Confirmation of Old Theory Leads to Breakthrough in Understanding of Superconductors

Harvard scientists have created a bismuth-based, two-dimensional superconductor that is just one nanometer thick. By examining fluctuations in this material as it transitions into superconductivity, the scientists gained insight into the processes that induce superconductivity more generally. (See graph above of Resistivity as a function of temperature for devices of a different thickness--courtesy of Argonne National Laboratory).

The Harvard scientists experimentally confirmed a 23-year-old theory about superconductors developed by scientist Valerii Vinokur from the U.S. Department of Energy's (DOE) Argonne National Laboratory.

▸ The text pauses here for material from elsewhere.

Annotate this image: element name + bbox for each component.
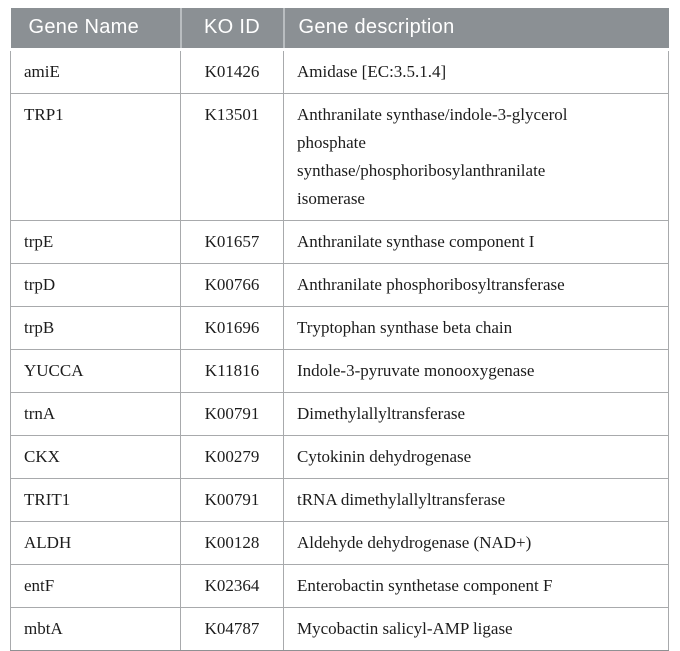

"Sometimes you discover something new and exotic, but sometimes you just confirm that you do, after all, understand the behavior of the every-day thing that is right in front of you." — Valerii Vinokur, Argonne Distinguished Fellow, Materials Science division.

One phenomenon of interest to researchers is the total reversal of the well-studied Hall effect when materials transition into superconductors.

When a regular, non-superconducting material carries an applied current and is exposed to a magnetic field, a voltage is induced across the material. This regular Hall effect has the voltage going in a specific direction depending on the orientation of the field and current.

When materials become superconductors, the sign of the Hall voltage reverses. So, the ​"positive" end of the material becomes the ​"negative." This is a well-known phenomenon. And the Hall effect has long been a significant tool used to study the types of electronic properties that make a material a good superconductor.

However, the cause of this reverse Hall effect has remained mysterious for decades, especially in high-temperature superconductors for which the effect is even stronger.

Optical image of Hall bar device

In 1996, theorist Vinokur, an Argonne Distinguished Fellow, and his collaborators presented a thorough description of this effect (and more) in high-temperature superconductors. The theory took into account all of the driving forces thought to be involved, and it included so many variables that testing it experimentally seemed unrealistic, until now.

"We believed we had really solved these problems," said Vinokur, ​"but the formulas felt useless at the time, because they included many parameters that were difficult to compare with experiments using the technology that existed then."

Scientists knew that the reverse Hall effect is the result of magnetic vortices that emerge when a superconducting material placed in a magnetic field.

Vortices are points of singularity in the liquid of superconducting electrons (Cooper pairs). Cooper pairs flow around these vortices, producing circulating superconducting micro-currents that yield novel features in the physics of the Hall effect in the material.

Ordinarily, the distribution of electrons in the material causes the Hall voltage.

However, in superconductors, vortices move under the applied current, which induces differences in electronic pressure that are mathematically similar to those that keep an airplane in flight.

These pressure differences change the course of the applied current in a way that is analogous to how the wings of an airplane change the course of the air passing by, uplifting the plane. The vortex motion redistributes electrons differently, reversing the direction of the Hall voltage.

The 1996 theory quantitatively details the effects of these vortices, which at the time had only been qualitatively explained. Now, with a novel material that took the Harvard scientists five years to develop, the theory was tested and confirmed.

The bismuth-based thin material is about just one atomic layer thick, making it basically two-dimensional. It is one of the only thin-film high-temperature superconductors that are known. Notably, the fabrication of the material alone is a breakthrough in superconductor science.

"By reducing the dimensions from three to two, the fluctuations of the properties in the material become much more apparent and easier to study," said Philip Kim, a lead scientist in the Harvard group. ​"We created an extreme form of the material that allowed us to quantitatively address the 1996 theory."

The theory predicts that the anomalous reverse Hall effect could exist outside of the temperatures at which the material is a superconductor. The study provided a quantitative description of the effect that entirely matched the theoretical predictions.

"Before we were sure of the role vortices play in the reverse Hall effect, we couldn't use it reliably as a measuring tool," said Vinokur. ​"Now that we know we were correct, we can use the theory to study other fluctuations in the transition phase, ultimately leading to better understanding of superconductors."

Although the material that they examined is two-dimensional, the researchers believe that the theory applies to all superconductors. They are planning future research that will include deeper study of the materials.

The behavior of the vortices is thought to even have application in mathematical research.

Vortices are objects with unique geometrical properties known as topological objects. They are currently a popular subject in mathematics because of the ways they form and deform and how they alter the a material's properties. The 1996 theories utilized topology in describing the behavior of the vortices, and these topological properties of matter could be significant in a lot of new physics.

"Sometimes you discover something new and exotic," said Vinokur about the research, ​"but sometimes you just confirm that you do, after all, understand the behavior of the every-day thing that is right in front of you."

The scientists described the results of the study in a paper titled, ​"Sign reversing Hall effect in atomically thin high-temperature superconductors," that was published on June 21 in Physical Review Letters.

The work was funded by Center for Emergent Superconductivity (an Energy Frontier Research Center), DOE's Office of Basic Energy Science, and multiple Strategic Partnership Project sponsors.